« Ouistreham » Emmanuel Carrère (2020)

Où l’on reconnaît les grands principes d’écriture et de création d’Emmanuel Carrère.

Pour vivre le processus du réalisateur, il paraît plus opportun de méconnaitre la genèse du projet et le livre de Florence Aubenas qui l’a inspiré. En effet, Emmanuel Carrère nous fait vivre plusieurs expériences, tout d’abord celle de son extrême habilité de directeur d’acteurs, de Juliette Binoche tout d’abord, la seule comédienne professionnelle du film, mais aussi de tous les autres comédien-ne-s non-professionnel-le-s. La direction des uns et des autres est magistrale, et les comédiens non-professionnels sont admirables.

Du point de vue du jeu, Juliette Binoche chemine dès l’entame du film sur un fil très étroit. Emmanuel Carrère a su la guider et l’aider à marcher dessus ; et elle s’y tient sans jamais chuter.

Le non-lecteur du livre de Florence Aubenas (comme il est préférable de l’être pour vivre l’expérience du démarrage), sera complètement désarçonné par le début du film. Pourquoi cette femme est-elle parachutée dans une ville où elle ne connaît personne, où personne ne sait qui elle est, où elle n’est pas sûre d’elle et où elle paraît complètement perdue ?
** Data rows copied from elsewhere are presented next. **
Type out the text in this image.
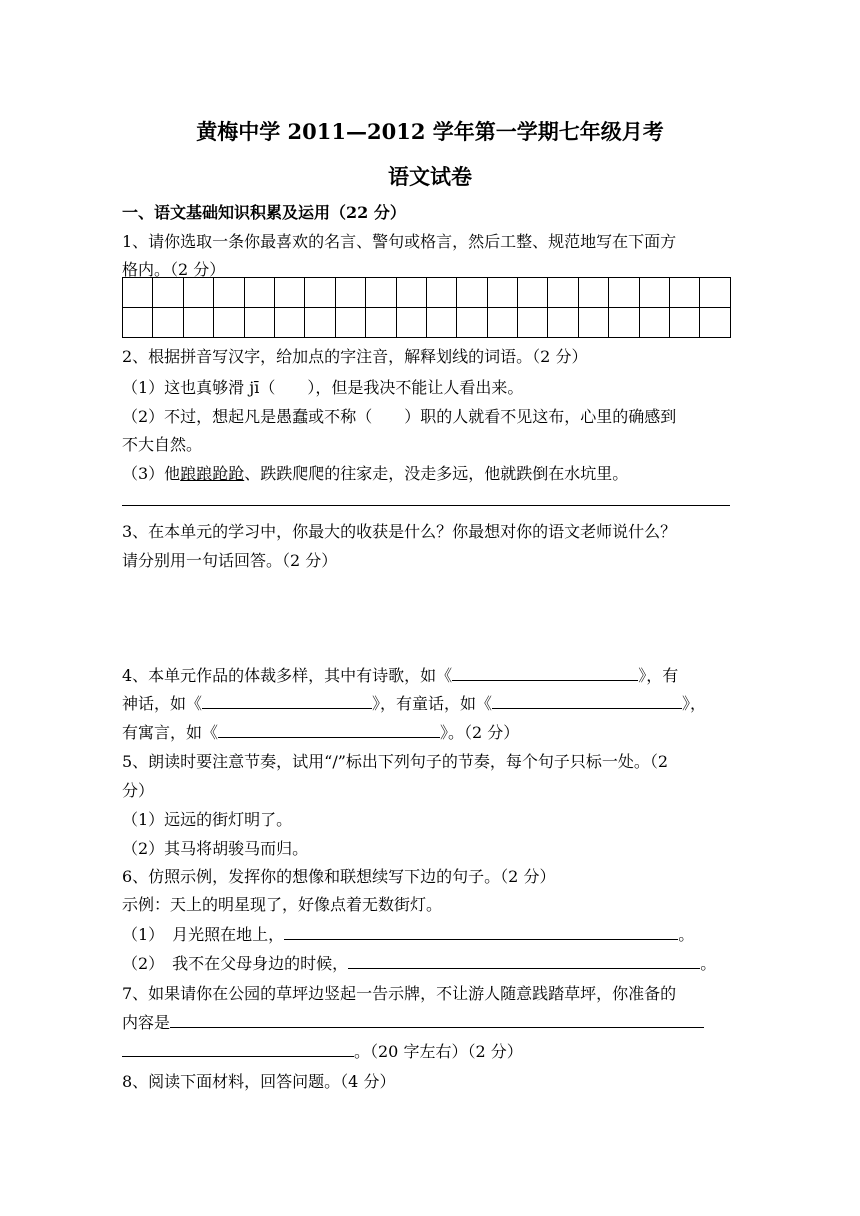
黄梅中学 2011—2012 学年第一学期七年级月考
语文试卷
一、语文基础知识积累及运用（22 分）
1、请你选取一条你最喜欢的名言、警句或格言，然后工整、规范地写在下面方
格内。（2 分）

2、根据拼音写汉字，给加点的字注音，解释划线的词语。（2 分）
（1）这也真够滑 jī（　　），但是我决不能让人看出来。
（2）不过，想起凡是愚蠢或不称 •（　　）职的人就看不见这布，心里的确感到
不大自然。
（3）他踉踉跄跄、跌跌爬爬的往家走，没走多远，他就跌倒在水坑里。
3、在本单元的学习中，你最大的收获是什么？你最想对你的语文老师说什么？
请分别用一句话回答。（2 分）
4、本单元作品的体裁多样，其中有诗歌，如《	》，有
神话，如《	》，有童话，如《	》，
有寓言，如《	》。（2 分）
5、朗读时要注意节奏，试用“/”标出下列句子的节奏，每个句子只标一处。（2
分）
（1）远远的街灯明了。
（2）其马将胡骏马而归。
6、仿照示例，发挥你的想像和联想续写下边的句子。（2 分）
示例：天上的明星现了，好像点着无数街灯。
（1）　月光照在地上，	。
（2）　我不在父母身边的时候，	。
7、如果请你在公园的草坪边竖起一告示牌，不让游人随意践踏草坪，你准备的
内容是
。（20 字左右）（2 分）
8、阅读下面材料，回答问题。（4 分）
D’emblée, le film nous plonge dans ce milieu qui sera le premier personnage du film : le milieu de la précarité, nous pourrions même parler de l’extrême précarité des agents d’entretien en tout genre.

Pour le dire vulgairement, à l’instar du film, la question est de savoir : « Qui nettoie la merde ? » dans nos sociétés ? Qui nettoie les chiottes ? Qui gratte les excréments dans la cuvette des toilettes publiques ? Qui compose ce groupe d’invisibles qui se lève à quatre heures du matin pour aller au travail avant tous les autres, avant tout le reste du personnel, avant tout le reste des usagers, avant tout le reste des voyageurs et des touristes ?
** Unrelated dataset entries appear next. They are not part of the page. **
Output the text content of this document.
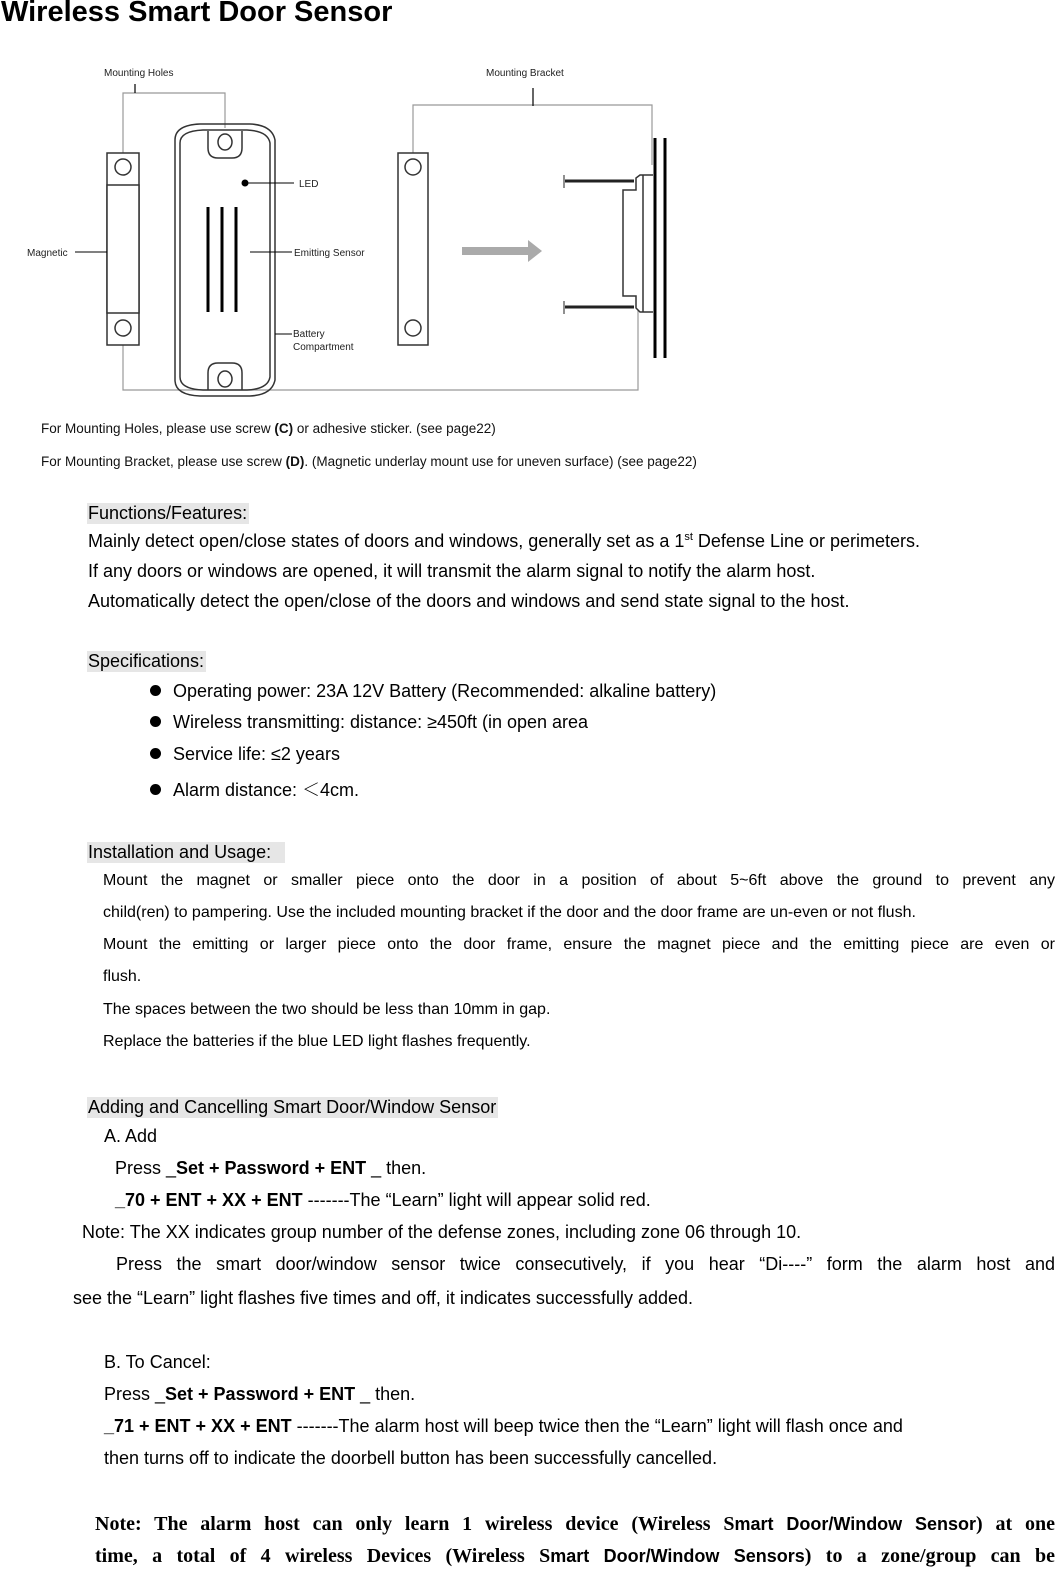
Wireless Smart Door Sensor
Mounting Holes	Mounting Bracket
LED
Magnetic	Emitting Sensor
Battery
Compartment
For Mounting Holes, please use screw (C) or adhesive sticker. (see page22)
For Mounting Bracket, please use screw (D). (Magnetic underlay mount use for uneven surface) (see page22)
Functions/Features:
Mainly detect open/close states of doors and windows, generally set as a 1st Defense Line or perimeters.
If any doors or windows are opened, it will transmit the alarm signal to notify the alarm host.
Automatically detect the open/close of the doors and windows and send state signal to the host.
Specifications:
Operating power: 23A 12V Battery (Recommended: alkaline battery)
Wireless transmitting: distance: ≥450ft (in open area
Service life: ≤2 years
Alarm distance: ＜4cm.
Installation and Usage:
Mount the magnet or smaller piece onto the door in a position of about 5~6ft above the ground to prevent any
child(ren) to pampering. Use the included mounting bracket if the door and the door frame are un-even or not flush.
Mount the emitting or larger piece onto the door frame, ensure the magnet piece and the emitting piece are even or
flush.
The spaces between the two should be less than 10mm in gap.
Replace the batteries if the blue LED light flashes frequently.
Adding and Cancelling Smart Door/Window Sensor
A. Add
Press _Set + Password + ENT _ then.
_70 + ENT + XX + ENT -------The “Learn” light will appear solid red.
Note: The XX indicates group number of the defense zones, including zone 06 through 10.
Press the smart door/window sensor twice consecutively, if you hear “Di----” form the alarm host and
see the “Learn” light flashes five times and off, it indicates successfully added.
B. To Cancel:
Press _Set + Password + ENT _ then.
_71 + ENT + XX + ENT -------The alarm host will beep twice then the “Learn” light will flash once and
then turns off to indicate the doorbell button has been successfully cancelled.
Note: The alarm host can only learn 1 wireless device (Wireless Smart Door/Window Sensor) at one
time, a total of 4 wireless Devices (Wireless Smart Door/Window Sensors) to a zone/group can be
 A Ouistreham, du nom d’une petite ville de bord de mer, Emmanuel Carrère a demandé aux membres d’une vraie équipe d’employés d’une entreprise de nettoyage de ferry-boats de jouer leur propre rôle d’invisibles, ceux qu’on ne voit jamais par nature, et dont l’emploi du temps est hyper-parcellé : une heure trente par-ci, une heure trente par-là, dont la première tranche de travail se clôt à 6 heures du matin, lorsque la majorité des personnes se lève, et dont la seconde tranche de travail reprendra vers 22 heures ou  23 heures, lorsque la majorité des personnes partira se coucher… pour un salaire net de huit euros de l’heure, environ dix à douze euros pour une heure et demi de ménage exécuté à cent à l’heure, entre le moment de l’arrivée du ferry-boat à quai et le moment de son nouveau départ.

La vie de ces personnes est sans pitié. A une nouvelle arrivée, la responsable d’équipe lance à la face : « Ici, tu vas en chier. » Or, malgré leur difficulté de vie extrême, (rappelons qu’il s’agit de personnes jouant leurs propres rôles), nous rencontrons un groupe dont les membres ont toujours le cœur sur la main. A quatre heures du matin lorsqu’elle arrive, l’une a toujours le sourire aux lèvres, toujours de bonne humeur. Ils sont toujours prêts à s’entraider, toujours prêts à rendre service, à s’aménager des petits instants de convivialité, de fête, de véritables petits moments de bonheur…

Mais l’essentiel de leur vie est cruel et ingrat.

Au fil de l’eau, l’on retrouve les principes directeurs de l’auteur-réalisateur :

Le procédé de l’enquête,

La préoccupation pour les sujets sociétaux et sociaux,

En bon disciple de Bourdieu, de Barthes ou de Foucault, l’extrême implication du sujet (enquêteur) dans son enquête, avec un prix à payer par celui-ci au final, pouvant être très élevé s’il le faut…

Un grand hommage à ces femmes et à ces hommes de l’ombre.